Princeton geneticists are rewriting the narrative of Neanderthals and other ancient humans
The picture of modern human (
Homo sapiens) interactions with Neanderthals (
H. neanderthalensis) has just become significantly richer. New evidence reveals not just a single episode of contact within the last 50,000 years, but several waves of interaction spanning much of our species’ 200,000-year history.
It was previously believed that after our last common ancestor with Neanderthals and Denisovans split into separate populations around 600,000 years ago, one lineage remained in Africa and eventually evolved into
H. sapiens by about 200,000 years ago. The other migrated into Eurasia and gradually diverged into Neanderthals in the west and Denisovans in the east, with limited contact between them. According to this model, modern humans left Africa around 60,000 years ago, encountered Neanderthals in Eurasia, and interbred with them shortly afterwards—about 40,000 to 50,000 years ago.
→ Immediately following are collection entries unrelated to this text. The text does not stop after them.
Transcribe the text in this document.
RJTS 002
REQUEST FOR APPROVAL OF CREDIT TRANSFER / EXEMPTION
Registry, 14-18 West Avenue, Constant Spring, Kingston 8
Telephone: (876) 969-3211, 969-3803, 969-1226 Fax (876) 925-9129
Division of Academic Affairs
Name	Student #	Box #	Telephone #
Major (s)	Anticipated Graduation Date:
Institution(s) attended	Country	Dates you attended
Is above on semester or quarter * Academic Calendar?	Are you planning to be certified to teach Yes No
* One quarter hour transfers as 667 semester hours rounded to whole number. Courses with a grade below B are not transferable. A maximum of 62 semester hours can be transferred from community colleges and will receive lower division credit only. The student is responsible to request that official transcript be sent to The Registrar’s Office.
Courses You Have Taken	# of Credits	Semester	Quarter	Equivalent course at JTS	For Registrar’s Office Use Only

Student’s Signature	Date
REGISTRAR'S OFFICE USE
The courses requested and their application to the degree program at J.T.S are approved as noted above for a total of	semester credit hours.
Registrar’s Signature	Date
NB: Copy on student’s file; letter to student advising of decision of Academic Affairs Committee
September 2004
However, a new genomic analysis provides evidence for at least three distinct episodes of interbreeding. One occurred around 200,000 to 250,000 years ago—very early in the history of
H. sapiens. Another took place about 100,000 to 120,000 years ago, long before the final major migration out of Africa, and the last around 40,000 years ago, as previously believed.
These findings suggest that there may have been multiple early migrations of
H. sapiens into Eurasia, followed in some cases by return migrations back into Africa, before the final, successful dispersal around 60,000 years ago.
Some of the team’s evidence comes from detecting
H. sapiens DNA in the Neanderthal genome, so these ingressions could have come from earlier migrations that then failed, leaving only their DNA in the Neanderthal population.
There are still unresolve questions about which species migrated out of Africa, when, and whether some, such as
H. rhodesiensis, had a wide distribution across African and Eurasia with regional variants, so it is entirely possible that the earliest interactions with Neanderthals could have been between, say
H. rhodesiensis which brought Neanderthal genes back into Africa and then interbred with diverging
H. sapiens.
See the right-hand panel for an explanation of this so-called 'muddle in the middle'.
The study, led by researchers at Harvard University and Princeton University under the direction of Professor Joshua Akey of Princeton’s Lewis-Sigler Institute for Integrative Genomics, also supports the view that Neanderthals did not simply go extinct. Instead, their dwindling populations were gradually absorbed into expanding populations of modern humans.